There are those who want to divide the generations and make boomers the enemy. Probably the best friend the younger generations will ever have is a boomer, especially if the boomer is your parent. Boomers care about their children a lot. Most of what we do is for the future of our children.
It could be that those who want to divide the genertions want us fighting among ourselves so we won't be fighting those who are giving us poor governance and ruining this country all in the name of global trading..
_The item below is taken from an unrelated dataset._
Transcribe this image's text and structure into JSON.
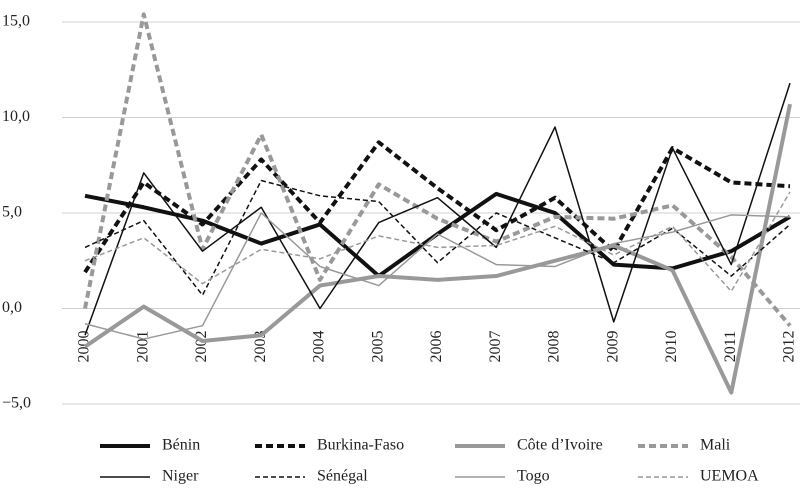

Unfortunately, this self-imposed segregation lays the foundation for future socialization. Young people accustomed to associating only with people their own age continue this pattern of limited association as they age. The result: our society loses the benefits of cross-generational dialogue and exchange and becomes polarized and less enriched overall. Sad.
i remember fondly getting whacked with billy clubs and jailed because boomers did nothing for gay rights. so pat yourself on the back for that one.
so tired of the pragmatic word games -- do something that is actually constructive for a change. no i don't want to watch "who moved my cheese" again. for a start i know where my cheese went -- a boomer ate it.
Just keep in mind that you cannot draw Social Security benefits until you are 62.
Some can't afford to retire at 62 on Soical Security because Medicare doesn't start until 65.
Only a few in the elected government can afford to retire at 50.
was there ever a generation that didn't think they knew better than the last--or a generation that didn't complain about the crazy kids?